The reality is that I need the rigidity of a packed schedule in order to not be slothful. I’m pretty good on the other six deadly sins, but that one haunts me. I’m terrified of being slothful, lazy, idle. I think it might be the most dangerous of the seven, because it’s so sticky. It actually takes a lot of effort to maintain wrath all the time! But sloth? That takes no effort at all.
So I fight against it by always giving myself planned things that need to be done. I don’t trust my instincts; given free reign to “do whatever I feel like,” the choices my id makes always chase short-term satisfaction instead of long-term health. I feel as though the best way for me to never do unhealthy things is to never have time to do them; to always be doing so many healthy things that there’s no room for anything else.
Then, when time to do something else is thrust upon me unexpectedly by the random chaos of daily life, I don’t have a healthy thing to fill it with. The obvious solution would seem to be to keep a list of “Healthy Things to Do in Case of Emergency,” but the question is – if those things are good and healthy to do, why would I only do them in case of emergency? Shouldn’t I be doing those things all the time, and not just in case of an unexpected wait?
As is often the case, writing this out has given me a thought. There is one particularly healthy outlet that is easy, can be done at any duration, and while it’s something that I do normally it still has plenty of marginal utility for extra time spent on it – reading. Reading also has the benefit of relaxing me, whereas waiting is generally pretty anxiety-driving for me. If idle time is a wound, my beloved kindle may just be the first-aid kit I’m looking for.

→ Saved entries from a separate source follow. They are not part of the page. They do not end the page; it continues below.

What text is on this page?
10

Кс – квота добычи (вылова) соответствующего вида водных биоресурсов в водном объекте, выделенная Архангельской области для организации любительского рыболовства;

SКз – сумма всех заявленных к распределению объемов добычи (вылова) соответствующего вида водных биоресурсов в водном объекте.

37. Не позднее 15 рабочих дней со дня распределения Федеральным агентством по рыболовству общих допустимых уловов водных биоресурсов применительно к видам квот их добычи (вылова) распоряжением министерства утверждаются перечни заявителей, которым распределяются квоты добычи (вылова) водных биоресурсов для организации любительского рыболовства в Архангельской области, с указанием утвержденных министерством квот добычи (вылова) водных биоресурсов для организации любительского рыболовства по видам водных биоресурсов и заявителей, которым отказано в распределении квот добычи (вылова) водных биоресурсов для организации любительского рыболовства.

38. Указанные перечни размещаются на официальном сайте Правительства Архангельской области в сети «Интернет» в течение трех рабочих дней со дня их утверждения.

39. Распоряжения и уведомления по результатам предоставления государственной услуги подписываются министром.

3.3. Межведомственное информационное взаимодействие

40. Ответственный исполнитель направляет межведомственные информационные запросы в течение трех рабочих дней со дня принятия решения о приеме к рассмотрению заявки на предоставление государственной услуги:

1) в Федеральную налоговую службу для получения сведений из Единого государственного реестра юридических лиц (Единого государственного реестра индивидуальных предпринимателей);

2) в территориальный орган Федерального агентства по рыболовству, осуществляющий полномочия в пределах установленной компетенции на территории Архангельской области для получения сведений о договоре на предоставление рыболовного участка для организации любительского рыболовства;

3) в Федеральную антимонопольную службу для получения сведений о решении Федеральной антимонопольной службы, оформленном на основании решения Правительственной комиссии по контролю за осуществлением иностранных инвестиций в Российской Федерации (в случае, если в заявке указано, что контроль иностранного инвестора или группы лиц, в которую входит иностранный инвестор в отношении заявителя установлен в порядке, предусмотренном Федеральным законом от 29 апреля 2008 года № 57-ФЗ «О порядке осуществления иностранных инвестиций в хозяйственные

So I’ll make a habit of keeping my kindle more accessible (right now it resides in a specific “reading nook” in my home, but having it a little more on-hand may be the key) and take it with me when I leave the house more often. Make it easier to make something healthy the default. If you’re the kind of person whose instincts are tuned towards healthy choices, bless you. If you aren’t, all is not lost – the fight for your own physical, mental and spiritual health is one you can win, no matter where you started.